Posted February 9th, 2010
by Staff

securedMany consumers are struggling with their credit now and may continue to do so in the foreseeable future. If you’re one of these, then most likely you have a poor credit score. If you have a poor credit score (below 620), it may be very difficult, if not impossible to get any type of loan (car, house, boat, etc.) let alone a personal loan.

Even if you’re able to get a loan, the interest rate may be so high, you might become in danger of defaulting and cause more problems for yourself.

You might want to consider a secured personal loan. It can help improve your credit score without having to worry about a high interest rate.

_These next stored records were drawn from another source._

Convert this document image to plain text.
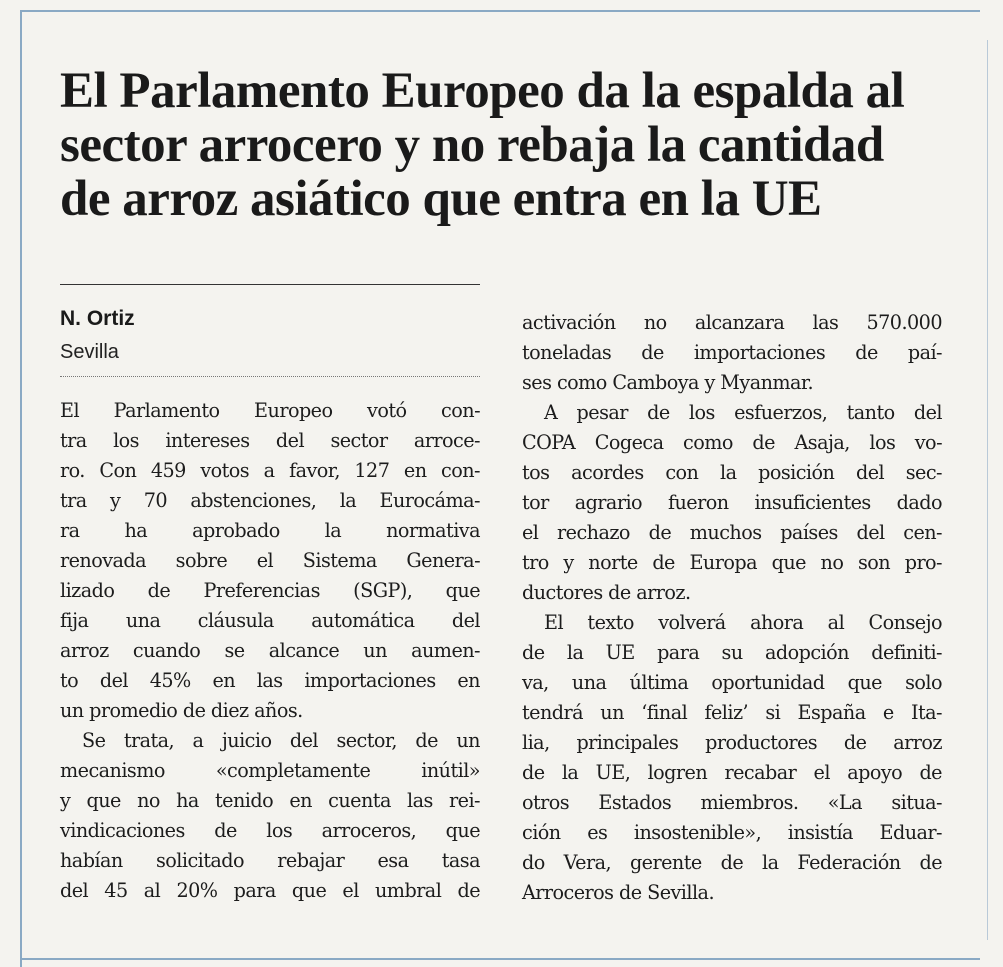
El Parlamento Europeo da la espalda al
sector arrocero y no rebaja la cantidad
de arroz asiático que entra en la UE
N. Ortiz
Sevilla
El Parlamento Europeo votó con-
tra los intereses del sector arroce-
ro. Con 459 votos a favor, 127 en con-
tra y 70 abstenciones, la Eurocáma-
ra ha aprobado la normativa
renovada sobre el Sistema Genera-
lizado de Preferencias (SGP), que
fija una cláusula automática del
arroz cuando se alcance un aumen-
to del 45% en las importaciones en
un promedio de diez años.
Se trata, a juicio del sector, de un
mecanismo «completamente inútil»
y que no ha tenido en cuenta las rei-
vindicaciones de los arroceros, que
habían solicitado rebajar esa tasa
del 45 al 20% para que el umbral de
activación no alcanzara las 570.000
toneladas de importaciones de paí-
ses como Camboya y Myanmar.
A pesar de los esfuerzos, tanto del
COPA Cogeca como de Asaja, los vo-
tos acordes con la posición del sec-
tor agrario fueron insuficientes dado
el rechazo de muchos países del cen-
tro y norte de Europa que no son pro-
ductores de arroz.
El texto volverá ahora al Consejo
de la UE para su adopción definiti-
va, una última oportunidad que solo
tendrá un ‘final feliz’ si España e Ita-
lia, principales productores de arroz
de la UE, logren recabar el apoyo de
otros Estados miembros. «La situa-
ción es insostenible», insistía Eduar-
do Vera, gerente de la Federación de
Arroceros de Sevilla.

How Secured Personal Loans Work

These loans come with lower interest rates because they’re secured. Secured with what? Usually, the borrower borrows against money in a savings account or other asset which secures the loan.

In some situations, you’ll put funds (maybe $300 or $500) on the card and borrow against it. The rate is low because the lender has the money.

The idea then, is to buy something.  Then pay it back in a timely manner. This pattern of financial responsibility will begin to establish your damaged credit. If you don’t repay the loan, of course, the lender will seize the asset.

Seek out a reputable lender who understands what you’re trying to do and who will work with you to help rebuild your credit.  It’s a safe way to show you can handle credit and will eventually improve your credit rating.